Quelques heures après les faits, l'instance dirigeante du football congolais a publié un communiqué au ton ferme, exprimant " sa profonde consternation " face à des actes qu'elle condamne " avec la plus grande énergie". À travers cette prise de position, la Fecofa entend rappeler les principes fondamentaux qui doivent régir le football, loin de toute violence.

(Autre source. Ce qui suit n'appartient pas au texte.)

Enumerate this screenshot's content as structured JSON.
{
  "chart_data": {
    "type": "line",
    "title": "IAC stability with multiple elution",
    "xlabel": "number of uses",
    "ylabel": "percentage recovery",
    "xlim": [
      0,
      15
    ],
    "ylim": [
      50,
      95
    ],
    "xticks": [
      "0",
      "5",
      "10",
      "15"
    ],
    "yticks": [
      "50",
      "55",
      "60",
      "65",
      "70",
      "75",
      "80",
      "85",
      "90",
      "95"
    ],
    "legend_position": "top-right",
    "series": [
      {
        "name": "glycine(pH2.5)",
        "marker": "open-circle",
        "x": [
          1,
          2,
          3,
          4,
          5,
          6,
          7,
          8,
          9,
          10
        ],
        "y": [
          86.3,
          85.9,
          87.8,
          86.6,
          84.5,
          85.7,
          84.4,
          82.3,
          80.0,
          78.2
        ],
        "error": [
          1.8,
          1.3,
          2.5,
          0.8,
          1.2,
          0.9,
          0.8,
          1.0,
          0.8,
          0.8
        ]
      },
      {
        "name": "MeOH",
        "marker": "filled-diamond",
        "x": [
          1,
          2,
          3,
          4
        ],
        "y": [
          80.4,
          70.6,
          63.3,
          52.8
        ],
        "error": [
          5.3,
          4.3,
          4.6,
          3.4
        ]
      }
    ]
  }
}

Dans son message, la fédération insiste sur la vocation du sport roi comme facteur de cohésion sociale. " La violence n'a absolument pas sa place dans le football", souligne-t-elle, rappelant que les stades doivent rester des espaces de convivialité où les familles peuvent se rendre "sans craindre pour leur sécurité ". Un rappel qui résonne avec force dans un contexte où les débordements en tribunes ou aux abords des stades deviennent de plus en plus préoccupants.
VIVEMENT DES SANCTIONS
Mais au-delà de la condamnation, la Fecofa a décidé de passer à l'action. Elle a ainsi instruit le comité exécutif de la Ligue nationale de football (Linafoot) d'ouvrir des enquêtes afin d'identifier les auteurs des troubles. L'objectif affiché est de faire toute la lumière sur les incidents et d'établir clairement les responsabilités.
" La lutte contre le hooliganisme et l'insécurité dans nos installations sportives fait partie des priorités essentielles de notre mandat ", martèle la fédération, qui promet des mesures fortes. Elle exige notamment que des "sanctions exemplaires et dissuasives " soient prises à l'encontre des personnes reconnues coupables, conformément aux règlements en vigueur.
Ces violences surviennent à un moment charnière de la saison, alors que les play-offs entrent dans une phase décisive. Si l'enjeu sportif reste important, la question de la sécurité s'impose désormais comme une urgence absolue pour les autorités du football congolais.